We also aggregate the account-level explainability information across all accounts in the CRM, which tells our users which features are important overall. These explanations tell us what makes a hot account in general. There are examples from 2 models below:
Pipeline Predict provides a powerful AI/ML solution to understanding which accounts are likely to open an opportunity. By leveraging Demandbase’s large ecosystem of first-party and third-party data in addition to Demandbase’s proprietary datasets, we are able to construct a multi-faceted picture of each account’s journey toward pipeline. Advanced machine learning techniques uncover complex patterns of activity across multiple stakeholders at each account, and produce explainable rankings of accounts that allow marketing and sales users to focus their attention on the accounts most likely to convert. We continue to adapt and improve Pipeline Predict through additional data sources and improved modeling techniques, ensuring that it remains a valuable asset for driving pipeline for our customers.
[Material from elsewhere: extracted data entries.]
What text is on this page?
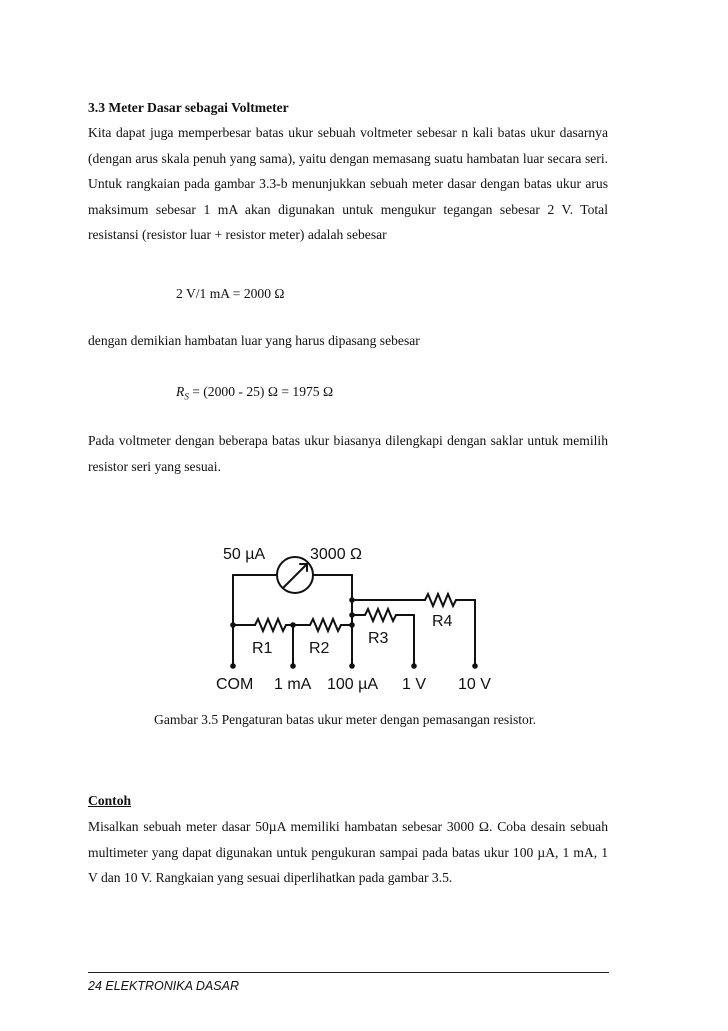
3.3 Meter Dasar sebagai Voltmeter

Kita dapat juga memperbesar batas ukur sebuah voltmeter sebesar n kali batas ukur dasarnya (dengan arus skala penuh yang sama), yaitu dengan memasang suatu hambatan luar secara seri. Untuk rangkaian pada gambar 3.3-b menunjukkan sebuah meter dasar dengan batas ukur arus maksimum sebesar 1 mA akan digunakan untuk mengukur tegangan sebesar 2 V. Total resistansi (resistor luar + resistor meter) adalah sebesar

2 V/1 mA = 2000 Ω

dengan demikian hambatan luar yang harus dipasang sebesar

$R_S = (2000 - 25) \Omega = 1975$ Ω

Pada voltmeter dengan beberapa batas ukur biasanya dilengkapi dengan saklar untuk memilih resistor seri yang sesuai.

50 µA	3000 Ω
R1 R2
R3
R4
COM 1 mA 100 µA 1 V 10 V
Gambar 3.5 Pengaturan batas ukur meter dengan pemasangan resistor.
Contoh

Misalkan sebuah meter dasar 50µA memiliki hambatan sebesar 3000 Ω. Coba desain sebuah multimeter yang dapat digunakan untuk pengukuran sampai pada batas ukur 100 µA, 1 mA, 1 V dan 10 V. Rangkaian yang sesuai diperlihatkan pada gambar 3.5.

24 ELEKTRONIKA DASAR
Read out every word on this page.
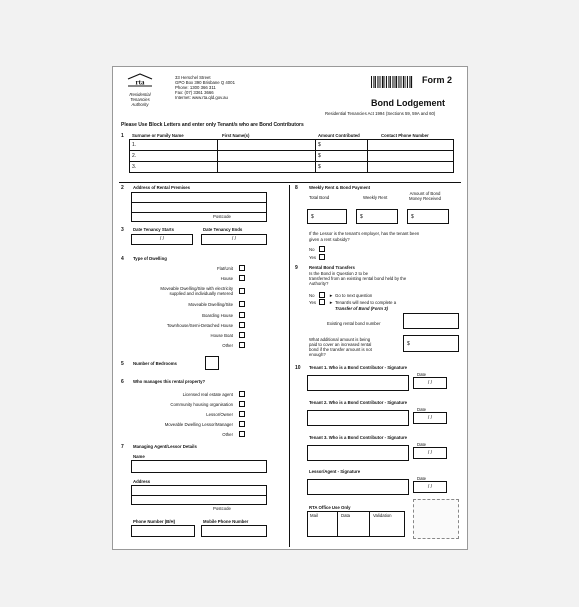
rta
Residential
Tenancies
Authority
33 Herschel Street
GPO Box 390 Brisbane Q 4001
Phone: 1300 366 311
Fax: (07) 3361 3666
Internet: www.rta.qld.gov.au
Form 2
Bond Lodgement
Residential Tenancies Act 1994 (Sections 59, 59A and 60)
Please Use Block Letters and enter only Tenant/s who are Bond Contributors
1 Surname or Family Name	First Name(s)	Amount Contributed	Contact Phone Number
1.		$	
2.		$	
3.		$	
2 Address of Rental Premises
Postcode
3 Date Tenancy Starts	Date Tenancy Ends
/ /	/ /
4 Type of Dwelling
Flat/Unit
House
Moveable Dwelling/Site with electricity
supplied and individually metered
Moveable Dwelling/Site
Boarding House
Townhouse/Semi-Detached House
House Boat
Other
5 Number of Bedrooms
6 Who manages this rental property?
Licensed real estate agent
Community housing organisation
Lessor/Owner
Moveable Dwelling Lessor/Manager
Other
7 Managing Agent/Lessor Details
Name
Address
Postcode
Phone Number (B/H)	Mobile Phone Number
8	Weekly Rent & Bond Payment
Total Bond	Weekly Rent
Amount of Bond
Money Received
$	$	$
If the Lessor is the tenant's employer, has the tenant been
given a rent subsidy?
No
Yes
9	Rental Bond Transfers
Is the Bond in Question 2 to be
transferred from an existing rental bond held by the
Authority?
No	► Go to next question
Yes	► Tenant/s will need to complete a
Transfer of Bond (Form 3)
Existing rental bond number
What additional amount is being
paid to cover an increased rental
bond if the transfer amount is not
enough?
$
10 Tenant 1. Who is a Bond Contributor - Signature
Date
/ /
Tenant 2. Who is a Bond Contributor - Signature
Date
/ /
Tenant 3. Who is a Bond Contributor - Signature
Date
/ /
Lessor/Agent - Signature
Date
/ /
RTA Office Use Only
Mail	Data	Validation
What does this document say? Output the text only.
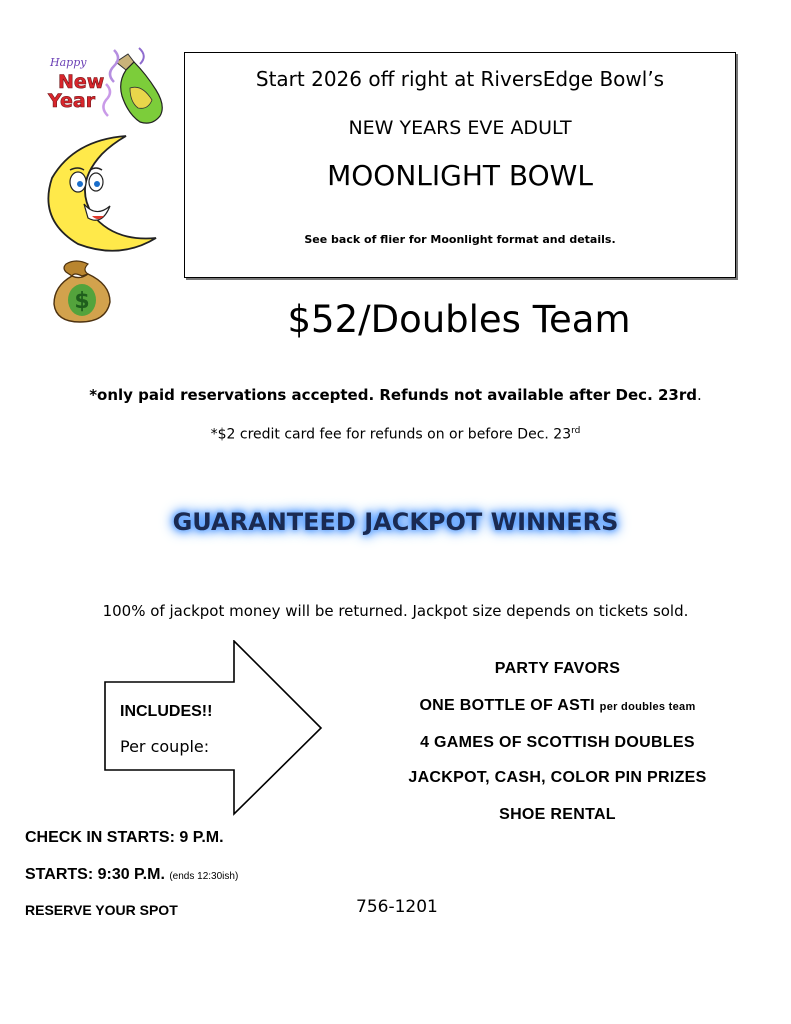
Happy
New
Year
$
Start 2026 off right at RiversEdge Bowl’s
NEW YEARS EVE ADULT
MOONLIGHT BOWL
See back of flier for Moonlight format and details.
$52/Doubles Team
*only paid reservations accepted. Refunds not available after Dec. 23rd.
*$2 credit card fee for refunds on or before Dec. 23rd
GUARANTEED JACKPOT WINNERS
100% of jackpot money will be returned. Jackpot size depends on tickets sold.
INCLUDES!!
Per couple:
PARTY FAVORS
ONE BOTTLE OF ASTI per doubles team
4 GAMES OF SCOTTISH DOUBLES
JACKPOT, CASH, COLOR PIN PRIZES
SHOE RENTAL
CHECK IN STARTS: 9 P.M.
STARTS: 9:30 P.M. (ends 12:30ish)
RESERVE YOUR SPOT	756-1201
Many people have developed and supported the Pipeline Predict project over many years. The Data Science team has continuously refined the model to improve accuracy and explainability across thousands of customers (Carmen Easterwood, Erin Oshinsky, Sukanya Tiwatne, Alex Veen, Sana Ghazi). Our Engineering team makes it possible to train hundreds of models and make predictions for well over half a billion accounts every single day (Manisha Sharma, Josh Cason, Adam Kramer). Our AI/ML product team’s strategic vision for Pipeline Predict has helped us continuously evolve this model to be more useful to our customers, including our recent rollout of Pipeline Predict for Growth (Cullen Wong, Marc Perramond). The UX team’s designs have made it possible for our users to interact with complex models and their predictions with ease (Sarah Neyaz). Finally, we would like to give special thanks to our CEO Gabe Rogol for providing valuable feedback on this post.
[1] Marketing and sales tend to be high-recall environments. That is, marketing and sales professionals cast a wide net because they don’t want to miss out on any potential deals, which leads to low precision (in a Machine Learning sense). This is why Pipeline Predict can bring so much value, because it makes the sales rep much more effective when they focus on the highest-ranked accounts.